Britain will have to elect MEPs in May if it extends its stay in the European Union for at least three months.
Brussels has been planning European Parliament elections without the UK, who, as things stand, is set to leave the bloc on March 29.
But parliamentary deadlock over UK Prime Minister Theresa May’s Brexit deal means some think the most likely next step is for London to request an extension to Article 50.
A spokeswoman for the European Parliament confirmed to Euronews today that if the UK extended its stay beyond July 2 it would have to put forward MEPs.
There are currently 751 MEPs serving in Brussels and Strasbourg.

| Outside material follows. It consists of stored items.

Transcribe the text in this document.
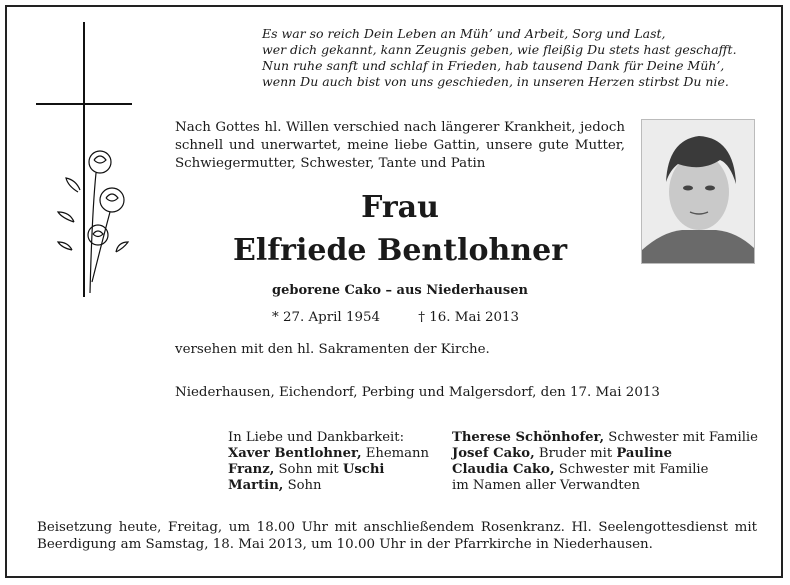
Es war so reich Dein Leben an Müh’ und Arbeit, Sorg und Last,
wer dich gekannt, kann Zeugnis geben, wie fleißig Du stets hast geschafft.
Nun ruhe sanft und schlaf in Frieden, hab tausend Dank für Deine Müh’,
wenn Du auch bist von uns geschieden, in unseren Herzen stirbst Du nie.
Nach Gottes hl. Willen verschied nach längerer Krankheit, jedoch schnell und unerwartet, meine liebe Gattin, unsere gute Mutter, Schwiegermutter, Schwester, Tante und Patin
Frau
Elfriede Bentlohner
geborene Cako – aus Niederhausen
* 27. April 1954	† 16. Mai 2013
versehen mit den hl. Sakramenten der Kirche.
Niederhausen, Eichendorf, Perbing und Malgersdorf, den 17. Mai 2013
In Liebe und Dankbarkeit:
Xaver Bentlohner, Ehemann
Franz, Sohn mit Uschi
Martin, Sohn
Therese Schönhofer, Schwester mit Familie
Josef Cako, Bruder mit Pauline
Claudia Cako, Schwester mit Familie
im Namen aller Verwandten
Beisetzung heute, Freitag, um 18.00 Uhr mit anschließendem Rosenkranz. Hl. Seelengottesdienst mit Beerdigung am Samstag, 18. Mai 2013, um 10.00 Uhr in der Pfarrkirche in Niederhausen.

But the UK’s departure means there will be 705 for the 2019-2024 parliament.
“Our working hypothesis is that the UK is leaving the EU on March 29 this year,” said the spokeswoman.
“This follows Prime Minister May’s formal notification to the European Council on March 29, 2017.
“Any discussions on the terms of an extension of Article 50 remain theoretical. There has been no UK request for an extension of the Article 50 period.
“Should the UK request to extend Article 50, it will be a matter for the EU27 to decide by unanimity.
“The new composition of the EP will only enter into force in case the UK is not a member at the beginning of the next term, ie on July 2, 2019.
“If the UK is still a member, the current composition will still apply.”